In [1]:
import torch

dataset = torch.rand(5000, 13, 768)
labels = torch.randint(0, 2, (5000, ))
embedding_size = 768
top_k = 10
dataset.shape

torch.Size([5000, 13, 768])

In [2]:
from sklearn.model_selection import train_test_split

train, test, train_labels, test_labels = train_test_split(dataset, labels, test_size=0.2, random_state=42)
train.shape, test.shape

(torch.Size([4000, 13, 768]), torch.Size([1000, 13, 768]))

In [3]:
from torch.utils.data import DataLoader, Dataset

class CustomDataset(Dataset):
    def __init__(self, data, labels):
        self.data = data
        self.labels = labels

    def __len__(self):
        return len(self.data)
    
    def __getitem__(self, idx):
        return self.data[idx][0].clone().detach().cuda(), self.data[idx][1].clone().detach().cuda(), self.data[idx][2].clone().detach().cuda(), self.data[idx][3:].clone().detach().cuda(), self.labels[idx].clone().detach().cuda()

train_dataset = CustomDataset(train, train_labels)
test_dataset = CustomDataset(test, test_labels)

train_loader = DataLoader(train_dataset, batch_size=32, shuffle=True)
test_loader = DataLoader(test_dataset, batch_size=32, shuffle=False)

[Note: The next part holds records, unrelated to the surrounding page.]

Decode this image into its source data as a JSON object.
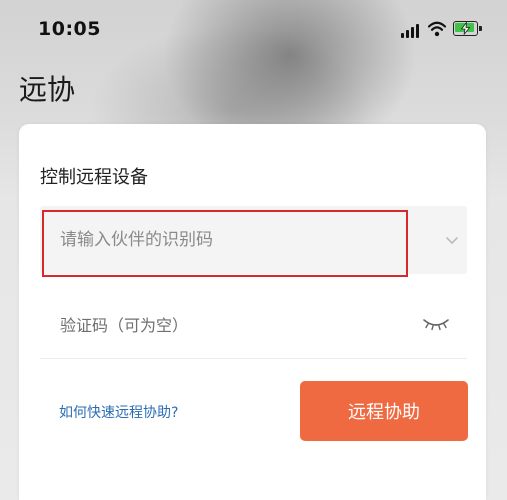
{
  "status_bar": {
    "time": "10:05"
  },
  "page": {
    "title": "远协"
  },
  "card": {
    "section_title": "控制远程设备",
    "partner_id": {
      "placeholder": "请输入伙伴的识别码",
      "value": ""
    },
    "verification_code": {
      "placeholder": "验证码（可为空）",
      "value": ""
    },
    "help_link": "如何快速远程协助?",
    "connect_button": "远程协助"
  },
  "colors": {
    "accent_button": "#f06a41",
    "link": "#2a6db5",
    "highlight_border": "#d9272e",
    "battery_fill": "#3ec24a"
  },
  "icons": {
    "signal": "cellular-signal-icon",
    "wifi": "wifi-icon",
    "battery": "battery-charging-icon",
    "dropdown": "chevron-down-icon",
    "password_visibility": "eye-closed-icon"
  }
}
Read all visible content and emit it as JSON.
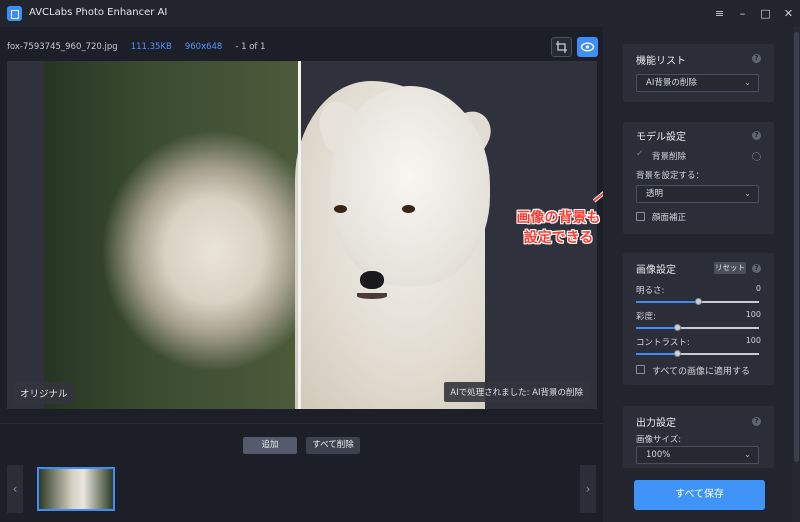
{
  "app": {
    "title": "AVCLabs Photo Enhancer AI",
    "window_controls": {
      "menu": "≡",
      "minimize": "–",
      "maximize": "□",
      "close": "✕"
    }
  },
  "file_info": {
    "name": "fox-7593745_960_720.jpg",
    "size": "111.35KB",
    "dimensions": "960x648",
    "page": "- 1 of 1"
  },
  "preview": {
    "label_original": "オリジナル",
    "label_processed": "AIで処理されました: AI背景の削除"
  },
  "thumbs": {
    "add_label": "追加",
    "delete_all_label": "すべて削除",
    "prev": "‹",
    "next": "›"
  },
  "sidebar": {
    "features": {
      "title": "機能リスト",
      "selected": "AI背景の削除"
    },
    "model": {
      "title": "モデル設定",
      "bg_remove_label": "背景削除",
      "bg_remove_checked": true,
      "set_bg_label": "背景を設定する：",
      "bg_selected": "透明",
      "face_fix_label": "顔面補正",
      "face_fix_checked": false
    },
    "image": {
      "title": "画像設定",
      "reset_label": "リセット",
      "brightness_label": "明るさ:",
      "brightness_value": "0",
      "saturation_label": "彩度:",
      "saturation_value": "100",
      "contrast_label": "コントラスト:",
      "contrast_value": "100",
      "apply_all_label": "すべての画像に適用する"
    },
    "output": {
      "title": "出力設定",
      "size_label": "画像サイズ:",
      "size_selected": "100%"
    },
    "save_all_label": "すべて保存"
  },
  "annotation": {
    "line1": "画像の背景も",
    "line2": "設定できる",
    "color": "#ff3b30"
  },
  "colors": {
    "accent": "#3f8ef8",
    "background": "#1c1f27",
    "panel": "#2b2e38"
  },
  "icons": {
    "logo": "app-logo-icon",
    "crop": "crop-icon",
    "eye": "eye-icon",
    "help": "help-icon",
    "gear": "gear-icon",
    "chevron": "chevron-down-icon"
  }
}
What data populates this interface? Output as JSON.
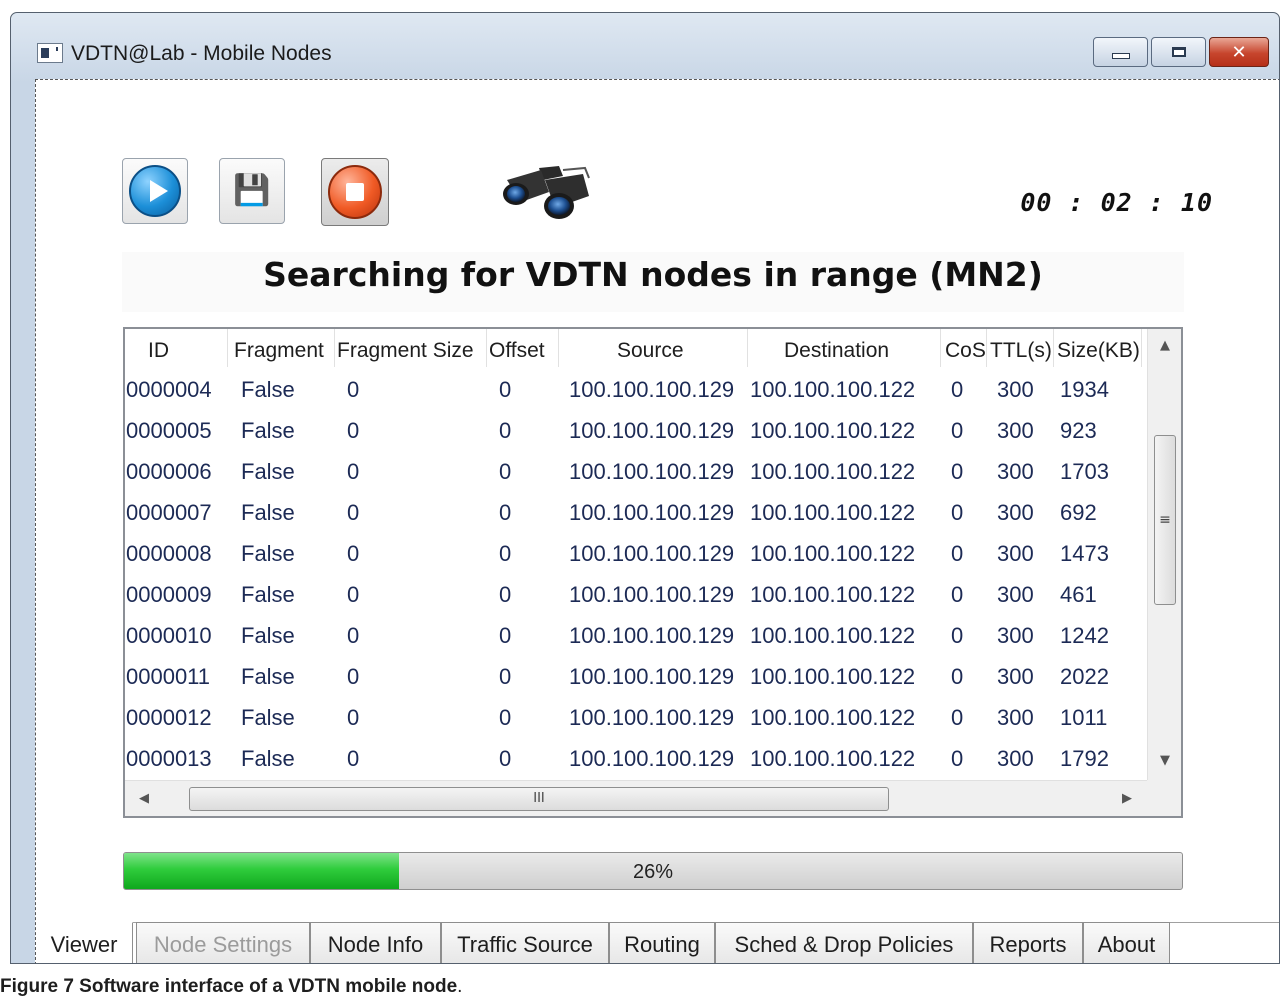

train_dataset.__getitem__(0)[0].shape, train_dataset.__getitem__(0)[1].shape, train_dataset.__getitem__(0)[2].shape, train_dataset.__getitem__(0)[3].shape, train_dataset.__getitem__(0)[4]

(torch.Size([768]),
 torch.Size([768]),
 torch.Size([768]),
 torch.Size([10, 768]),
 tensor(0, device='cuda:0'))

In [None]:
from torch import nn
from torch.functional import F

class Model(nn.Module):
    def __init__(self, embedding_size=768):
        super(Model, self).__init__()
        self.encoder = nn.Sequential(
            nn.Linear(embedding_size*3, 512),
            nn.ReLU(),
            nn.Linear(512, 256),
            nn.ReLU(),
            nn.Linear(256, 128),
            nn.ReLU(),
            nn.Linear(128, 1),
            nn.Sigmoid()
        )

        
    def forward(self, text, candidate_title, candidate_abstract, text_citation):
        concat_text_citation = torch.cat([text.unsqueeze(1), text_citation], dim=1)

        att_title_citation = torch.bmm(F.normalize(concat_text_citation, p=2, dim=2), F.normalize(candidate_title.unsqueeze(1).permute(0, 2, 1), p=2, dim=2))
        att_title_citation_value = nn.functional.softmax(att_title_citation, dim=1)
        title_citation_after_attention = (concat_text_citation * att_title_citation_value).sum(dim=1)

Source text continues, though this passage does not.